Effects of Macroalgae Loss in an Antarctic Marine Food Web: Applying Extinction Thresholds to Food Web Studies


Antarctica is seriously affected by climate change, particularly at the Western Antarctic Peninsula (WAP) where a rapid regional warming is observed. Potter Cove is a WAP fjord at Shetland Islands that constitutes a biodiversity hotspot where over the last years, Potter Cove annual air temperatures averages increased by 0.66 °C, coastal glaciers declined, and suspended particulate matter increased due to ice melting. Macroalgae are the main energy source for all consumers and detritivores of Potter Cove. Some effects of climate change favor pioneer macroalgae species that exploit new ice-free areas and can also decline rates of photosynthesis and intensify competition between species due to the increase of suspended particulate matter. In this study, we evaluated possible consequences of climate change at Potter Cove food web by simulating the extinction of macroalgae and detritus using a topological approach with thresholds of extinction. Thresholds represent the minimum number of incoming links necessary for species’ survival. When we simulated the extinctions of macroalgae species at random, a threshold of extinction beyond 50% was necessary to obtain a significant number of secondary extinctions, while with a 75% threshold a real collapse of the food web occurred.
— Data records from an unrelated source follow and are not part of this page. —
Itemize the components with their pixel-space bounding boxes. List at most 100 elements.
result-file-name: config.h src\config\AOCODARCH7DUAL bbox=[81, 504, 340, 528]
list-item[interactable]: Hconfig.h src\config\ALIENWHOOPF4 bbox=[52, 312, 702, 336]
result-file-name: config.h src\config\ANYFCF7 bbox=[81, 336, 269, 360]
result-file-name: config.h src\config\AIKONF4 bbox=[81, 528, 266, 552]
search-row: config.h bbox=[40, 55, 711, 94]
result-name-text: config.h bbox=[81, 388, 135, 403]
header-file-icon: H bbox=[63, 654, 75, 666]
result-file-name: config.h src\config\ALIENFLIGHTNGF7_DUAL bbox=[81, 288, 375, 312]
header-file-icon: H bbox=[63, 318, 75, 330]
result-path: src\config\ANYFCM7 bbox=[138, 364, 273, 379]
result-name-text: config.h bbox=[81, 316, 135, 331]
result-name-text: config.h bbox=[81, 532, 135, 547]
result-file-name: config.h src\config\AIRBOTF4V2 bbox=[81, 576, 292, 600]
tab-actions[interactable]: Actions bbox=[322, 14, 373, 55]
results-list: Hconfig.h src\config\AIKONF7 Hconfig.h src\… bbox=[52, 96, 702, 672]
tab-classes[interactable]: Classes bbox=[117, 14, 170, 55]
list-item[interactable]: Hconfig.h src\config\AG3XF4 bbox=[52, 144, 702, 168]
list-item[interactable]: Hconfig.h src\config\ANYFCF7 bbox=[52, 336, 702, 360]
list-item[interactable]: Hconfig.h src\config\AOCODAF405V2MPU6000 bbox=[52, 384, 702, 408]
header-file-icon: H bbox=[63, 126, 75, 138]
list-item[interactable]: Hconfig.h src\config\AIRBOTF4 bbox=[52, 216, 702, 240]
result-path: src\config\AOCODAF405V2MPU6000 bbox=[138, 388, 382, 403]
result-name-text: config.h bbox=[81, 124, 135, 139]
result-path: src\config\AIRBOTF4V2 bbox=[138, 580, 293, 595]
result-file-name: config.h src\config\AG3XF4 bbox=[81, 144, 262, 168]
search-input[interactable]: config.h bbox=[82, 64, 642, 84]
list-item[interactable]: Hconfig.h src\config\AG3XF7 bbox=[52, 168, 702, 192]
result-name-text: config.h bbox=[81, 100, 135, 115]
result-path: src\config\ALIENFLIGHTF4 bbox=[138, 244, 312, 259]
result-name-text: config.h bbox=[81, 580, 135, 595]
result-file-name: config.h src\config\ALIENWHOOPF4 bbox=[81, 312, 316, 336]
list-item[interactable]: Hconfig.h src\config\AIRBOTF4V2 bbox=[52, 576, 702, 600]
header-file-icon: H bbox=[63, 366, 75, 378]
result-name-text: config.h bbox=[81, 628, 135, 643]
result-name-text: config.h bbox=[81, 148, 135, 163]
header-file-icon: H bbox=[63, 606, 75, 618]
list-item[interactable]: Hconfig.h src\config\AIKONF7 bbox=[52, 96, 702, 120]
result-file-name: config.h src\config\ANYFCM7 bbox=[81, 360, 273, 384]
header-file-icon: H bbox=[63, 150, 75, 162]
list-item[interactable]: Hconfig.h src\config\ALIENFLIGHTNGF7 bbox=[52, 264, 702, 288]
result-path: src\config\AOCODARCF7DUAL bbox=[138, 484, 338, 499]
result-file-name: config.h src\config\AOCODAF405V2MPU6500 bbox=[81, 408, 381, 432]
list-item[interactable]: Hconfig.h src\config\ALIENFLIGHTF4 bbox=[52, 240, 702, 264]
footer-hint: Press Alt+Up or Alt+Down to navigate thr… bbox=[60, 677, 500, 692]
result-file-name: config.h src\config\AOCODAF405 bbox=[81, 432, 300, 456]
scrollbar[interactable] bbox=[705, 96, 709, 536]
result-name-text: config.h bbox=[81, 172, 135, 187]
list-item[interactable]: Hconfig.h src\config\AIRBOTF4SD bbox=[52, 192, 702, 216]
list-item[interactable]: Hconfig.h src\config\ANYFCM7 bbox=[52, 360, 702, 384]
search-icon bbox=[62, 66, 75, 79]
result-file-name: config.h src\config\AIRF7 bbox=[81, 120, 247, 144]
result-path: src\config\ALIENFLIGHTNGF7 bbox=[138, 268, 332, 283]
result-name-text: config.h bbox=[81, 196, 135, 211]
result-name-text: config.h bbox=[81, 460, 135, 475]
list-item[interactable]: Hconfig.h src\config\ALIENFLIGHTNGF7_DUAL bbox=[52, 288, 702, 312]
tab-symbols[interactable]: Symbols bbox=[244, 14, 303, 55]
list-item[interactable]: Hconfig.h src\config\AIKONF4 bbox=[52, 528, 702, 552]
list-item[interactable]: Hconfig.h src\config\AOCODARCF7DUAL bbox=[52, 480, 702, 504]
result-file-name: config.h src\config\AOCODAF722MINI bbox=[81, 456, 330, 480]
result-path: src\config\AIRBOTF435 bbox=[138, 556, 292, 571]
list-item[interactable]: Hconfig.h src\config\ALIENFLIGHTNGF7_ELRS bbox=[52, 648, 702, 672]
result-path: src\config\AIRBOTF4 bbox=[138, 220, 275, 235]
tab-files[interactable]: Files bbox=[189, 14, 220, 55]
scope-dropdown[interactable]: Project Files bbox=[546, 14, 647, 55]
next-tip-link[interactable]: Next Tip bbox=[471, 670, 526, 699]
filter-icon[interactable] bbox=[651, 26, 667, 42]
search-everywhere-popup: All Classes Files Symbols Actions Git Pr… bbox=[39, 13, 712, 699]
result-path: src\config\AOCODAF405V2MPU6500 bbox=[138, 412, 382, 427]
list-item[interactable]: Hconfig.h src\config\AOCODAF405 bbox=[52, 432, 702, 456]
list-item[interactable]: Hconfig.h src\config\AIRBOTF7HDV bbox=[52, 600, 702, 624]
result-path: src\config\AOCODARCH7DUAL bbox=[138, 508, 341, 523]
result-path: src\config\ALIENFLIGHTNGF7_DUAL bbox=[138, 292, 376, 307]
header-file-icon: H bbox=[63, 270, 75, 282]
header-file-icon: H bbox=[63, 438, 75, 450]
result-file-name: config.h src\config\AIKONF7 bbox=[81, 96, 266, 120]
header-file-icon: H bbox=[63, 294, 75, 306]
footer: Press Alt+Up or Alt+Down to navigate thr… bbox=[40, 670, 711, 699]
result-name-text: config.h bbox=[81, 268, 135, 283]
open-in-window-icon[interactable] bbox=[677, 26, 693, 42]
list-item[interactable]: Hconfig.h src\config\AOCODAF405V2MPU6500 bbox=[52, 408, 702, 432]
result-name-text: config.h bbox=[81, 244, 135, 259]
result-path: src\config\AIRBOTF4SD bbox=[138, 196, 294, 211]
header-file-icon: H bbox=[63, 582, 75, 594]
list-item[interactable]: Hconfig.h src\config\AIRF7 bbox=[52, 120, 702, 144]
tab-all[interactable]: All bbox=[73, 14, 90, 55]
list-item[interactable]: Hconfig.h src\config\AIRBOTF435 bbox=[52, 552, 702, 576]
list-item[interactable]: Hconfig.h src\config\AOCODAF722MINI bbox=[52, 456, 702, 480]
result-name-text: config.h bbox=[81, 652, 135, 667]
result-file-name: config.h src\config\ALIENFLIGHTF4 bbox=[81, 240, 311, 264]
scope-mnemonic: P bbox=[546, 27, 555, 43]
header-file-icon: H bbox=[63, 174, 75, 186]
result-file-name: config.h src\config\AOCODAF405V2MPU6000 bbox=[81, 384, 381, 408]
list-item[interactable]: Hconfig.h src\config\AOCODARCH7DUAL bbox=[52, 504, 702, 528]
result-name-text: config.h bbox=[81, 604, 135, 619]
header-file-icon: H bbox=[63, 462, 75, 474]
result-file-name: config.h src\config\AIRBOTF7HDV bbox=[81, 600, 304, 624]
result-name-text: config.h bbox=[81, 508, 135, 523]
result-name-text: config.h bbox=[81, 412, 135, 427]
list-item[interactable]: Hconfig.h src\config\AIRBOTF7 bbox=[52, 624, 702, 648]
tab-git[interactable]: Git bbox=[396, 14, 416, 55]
Our results indicate that Potter Cove food web is relative robust to macroalgae extinction. This is dramatically different from what has been found in other food webs, where the reduction of 10% in prey intake caused a disproportionate increase of secondary extinctions. Robustness of the Potter Cove food web was mediated by omnivory and redundancy, which had an important relevance in this food web. When we eliminated larger-biomass species more secondary extinctions occurred, a similar response was observed when more connected species were deleted, yet there was no correlation between species of larger-biomass and high-degree. This similarity could be explained because both criteria involved key species that produced an emerging effect on the food web. In this way, large-biomass and high-degree species could be acting as source for species with few trophic interactions or low redundancy. Based on this work, we expect the Potter Cove food web to be robust to changes in macroalgae species caused by climate change until a high threshold of stress is reached, and then negative effects are expected to spread through the entire food web leading to its collapse.